Second, fill the `get_range` function, which will help to more easily compare the two scatter plots. We want both scatter plots to have the same range for their x and y axes, and to be able to see all the points in each scatter plot. Thus, for the given column, the function should return an array containing the minimum and maximum across the two dataframes. 



In [None]:
def get_scatter(df, title):
    # TODO : Construct the scatter plot
    pass

In [None]:
def get_range(col, df1, df2):
    # TODO : Calculate the range
    pass

Run these next three cells to check your answer.
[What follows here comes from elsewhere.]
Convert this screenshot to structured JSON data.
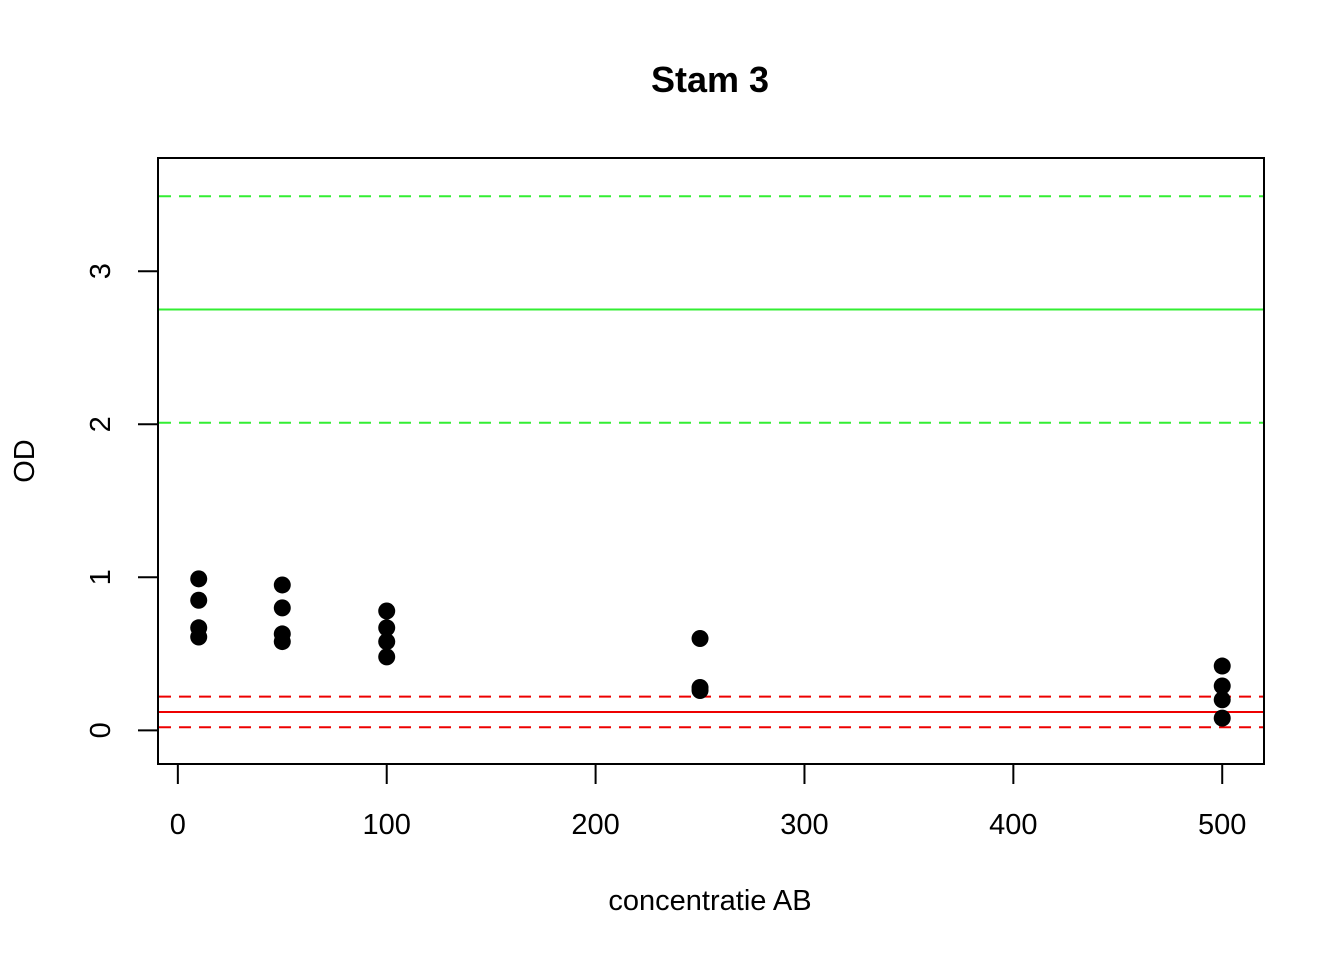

You should see your two scatter plots side by side.

In [None]:
fig_2000 = get_scatter(df_2000, '2000')
fig_2015 = get_scatter(df_2015, '2015')

fig_2000.update_layout(xaxis=dict(range=get_range('GDP', df_2000, df_2015)))
fig_2000.update_layout(yaxis=dict(range=get_range('CO2', df_2000, df_2015)))
fig_2000.update_layout(dragmode=False)


fig_2015.update_layout(xaxis=dict(range=get_range('GDP', df_2000, df_2015)))
fig_2015.update_layout(yaxis=dict(range=get_range('CO2', df_2000, df_2015)))
fig_2015.update_layout(dragmode=False);


In [None]:
config=dict(
                scrollZoom=False,
                showTips=False,
                showAxisDragHandles=False,
                doubleClick=False,
                displayModeBar=False
            )

app.layout = html.Div(children=[
        html.Div(className='row', children=[dcc.Graph(id='fig-2000', figure=fig_2000, className='six columns', config=config), dcc.Graph(id='fig-2015', figure=fig_2015, className='six columns', config=config)]),
        html.Div(style = {'width': '100%', 'display': 'flex', 'alignItems': 'center', 'justifyContent': 'center', 'flexDirection' : 'column'}, children=[
            html.H4('Hover over markers for more information', id='country'),
            html.Table(children=[
                html.Thead(html.Tr(children=[html.Th(), html.Th('GDP per capita ($ USD)'), html.Th('CO2 emissions per capita (metric tonnes)')])),
                html.Tbody(children=[
                    html.Tr(children=[html.Th('2000'), html.Td(id='2000-gdp'), html.Td(id='2000-co2')]),
                    html.Tr(children=[html.Th('2015'), html.Td(id='2015-gdp'), html.Td(id='2015-co2')])
                ])
            ])
        ])
    ])

In [None]:
# Use this cell to check your answer
app.run_server(port=8051)

# Question 3

Now that you've seen both charts side-by-side, you've realized it might be interesting to model them with an animation. However, you'd like to be able to compare the data for countries more easily across the scatter plots.

To do so, you will implement a callback function which is triggered whenever a point is hovered in one of the two scatter plots. The signature for this function is already started below. 

Complete the function so that whenever a point is hovered, the appropriate information is displayed in the table below the scatter plots. 

The title of the table should be the name of the country of the hovered point. Further, the table should contain the GDP and CO2 information for the years 2000 and 2015.

In [None]:
from dash.dependencies import Input, Output, State

In [None]:
@app.callback(
    [Output('country', 'children'), Output('2000-gdp', 'children'), Output('2000-co2', 'children'), Output('2015-gdp', 'children'), Output('2015-co2', 'children')],
    [Input('fig-2000', 'hoverData'), Input('fig-2015', 'hoverData')],
    [State('country', 'children'), State('2000-gdp', 'children'), State('2000-co2', 'children'), State('2015-gdp', 'children'), State('2015-co2', 'children')])
def display_selected_data(hoverData2000, hoverData2015, prevCountry, prevgdp0, prevco20, prevgdp5, prevco25):
    # TODO : Handle the display when a point is hovered
    return None, None, None, None, None

Run these next three cells to check your answer. You should see the table get filled when you hover a point in either scatter plot.

In [None]:
# Use this cell to check your answer
app.run_server(port=8052)

# Next steps

After this initial exploration step, you've decided you would like to implement this data visualization as a bubble chart with an animation to transition between the two years. You also would like to change the axes display to be log-scaled. You will reuse some of this code and complete the rest of the code provided with this TP to make these changes.